January 26, 2024
Things I Learned in 2023
by Tom Linfield, Vice President of Community Impact
Each year MCF staff review hundreds of grant proposals. Apart from funding some wonderful projects and investing in the work of great nonprofits, we learn a huge amount from the expertise of the applying organizations. Here are a few things that raised my eyebrows as I read through many, many grant proposals.
- Only two of Madison Metropolitan School District’s 12 middle schools offer a theater program. Overture Center for the Arts is working on a project to increase this number, seeding new, sustainable musical theater programs at schools across the city.
- Similarly, less than 1% of public-school students in Wisconsin participate in a dance curriculum and less than 4% have any exposure to theater. Madison Ballet is increasing its outreach, teaching and performance with young people to help address this gap.
- Community Centers today are offering wrap-around services for all ages. The new Bayview Community Center will double the number of children and teens participating in academic support, recreation, wellness and employment programs. It also will increase adult participation in wealth building, parent programs and language literacy; provide frontline mental health and wellness programming and resources for all ages; offer regular play-and-learn programming for children ages birth to five; create a dedicated, properly equipped food pantry; and double older adult participation in daily opportunities for connection, self-expression, fitness and healthy meals.

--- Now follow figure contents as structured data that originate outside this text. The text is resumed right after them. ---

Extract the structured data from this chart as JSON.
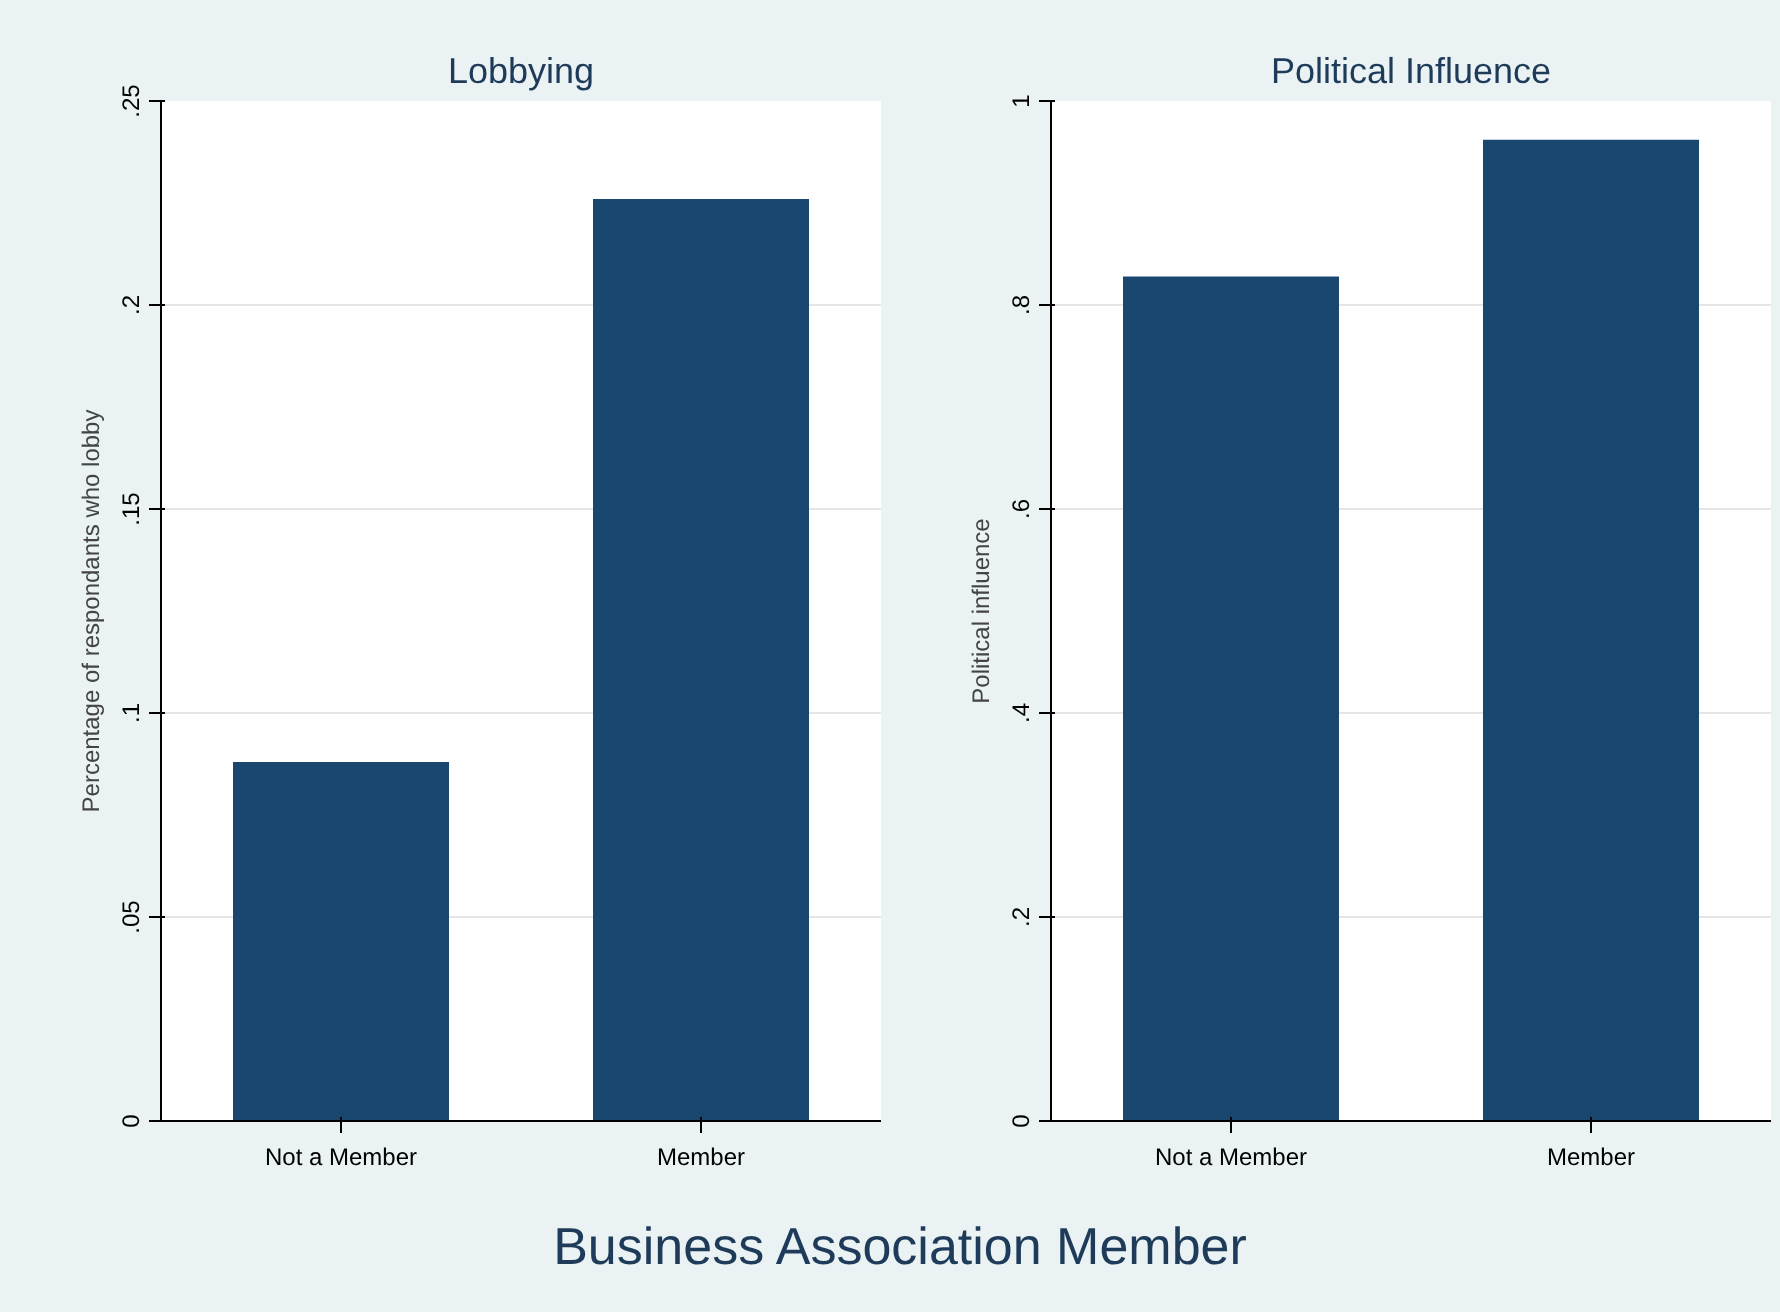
{
  "chart_data": [
    {
      "type": "bar",
      "title": "Lobbying",
      "ylabel": "Percentage of respondants who lobby",
      "categories": [
        "Not a Member",
        "Member"
      ],
      "values": [
        0.088,
        0.226
      ],
      "color": "#1a476f",
      "ylim": [
        0,
        0.25
      ],
      "yticks": [
        {
          "value": 0,
          "label": "0"
        },
        {
          "value": 0.05,
          "label": ".05"
        },
        {
          "value": 0.1,
          "label": ".1"
        },
        {
          "value": 0.15,
          "label": ".15"
        },
        {
          "value": 0.2,
          "label": ".2"
        },
        {
          "value": 0.25,
          "label": ".25"
        }
      ],
      "grid": "y",
      "annotations": [
        "Business Association Member"
      ]
    },
    {
      "type": "bar",
      "title": "Political Influence",
      "ylabel": "Political influence",
      "categories": [
        "Not a Member",
        "Member"
      ],
      "values": [
        0.828,
        0.962
      ],
      "color": "#1a476f",
      "ylim": [
        0,
        1
      ],
      "yticks": [
        {
          "value": 0,
          "label": "0"
        },
        {
          "value": 0.2,
          "label": ".2"
        },
        {
          "value": 0.4,
          "label": ".4"
        },
        {
          "value": 0.6,
          "label": ".6"
        },
        {
          "value": 0.8,
          "label": ".8"
        },
        {
          "value": 1,
          "label": "1"
        }
      ],
      "grid": "y"
    }
  ]
}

- Libraries also offer far more diverse services than just checking out books. In the City of Sun Prairie, which has grown by 80% since 1999, the Sun Prairie Public Library is expanding to meet this need. Currently serving 180,000 visitors each year, the library anticipates the new building will increase users by 20%. The new facility also will provide room to expand programming for all ages, offer an artist-in-residence program, teach cooking classes, begin a lending library of specialized equipment and tools, and build a makerspace that includes audio and video recording studio spaces.
- Since their founding six years ago, Bikes for Kids Wisconsin (formerly Free Bikes 4 Kidz) has given away 10,000 refurbished bicycles. These bikes provide a great recreation opportunity, but also serve as transportation for many people. This year, Bikes for Kids is purchasing a dedicated vehicle for collection, allowing them to pick up 150 bikes at a time from a wide geographic area.
- Of the 400 students involved in Wisconsin Youth Symphony Orchestra (WYSO) programs, 137 of the families speak a language other than English in their homes. WYSO students speak 32 languages. (Can you even name 32 languages?!) WYSO has built an extraordinary, 40,000 square foot building to house its own 30+ music groups and provide rehearsal space for a wide variety of diverse users.
- According to the Trevor Project’s Youth Mental Health Survey, one in three LGBTQ+ young people said their mental health was poor “most of the time or always,” due to anti-LGBTQ+ policies and legislation. GSAFE is expanding its organizational capacity to serve Madison’s LGBTQ+ youth, train educators, and advance education and social justice in the schools.
- One in five students in Wisconsin have experience sexual assault or coercion, and 61% of them say it has happened more than once.1 The Rape Crisis Center is hiring an Education Specialist to double its reach to middle and high school students enrolled in MMSD and Dane County schools, providing education on consent, rape culture, media literacy and healthy relationships.
- In December 2023, the median listing home price in Madison was $419.900, trending up 9.8% year-over-year. These prices have tripled since 1991. Madison Area Community Land Trust is building multi-generational, affordable housing at almost half this price, helping low-to-moderate income families enter the housing market.
- Only 39 of Dane County’s 9,755 employers2 are Black-owned businesses. That’s less than half a percent. And working-age white people are seven times more likely to own companies than their African American counterparts. These same patterns are true when it comes to access to capital and other culturally relevant small business development services. The Urban League of Greater Madison’s Black Business Hub, opening this year on Park Street, will address those disparities. The Hub is a four-story, 76,000 square foot, state-of-the-art enterprise center led by Black business owners and entrepreneurs, devoted to incubating and accelerating Black- and BIPOC-owned businesses.
Learn more about these programs and about the other organizations that received Community Impact grants in 2023.
1 According to Wisconsin Department of Public Instruction’s 2019 Youth Risk Behavior Survey.
2 According to American Community Survey data of businesses with more than one employee.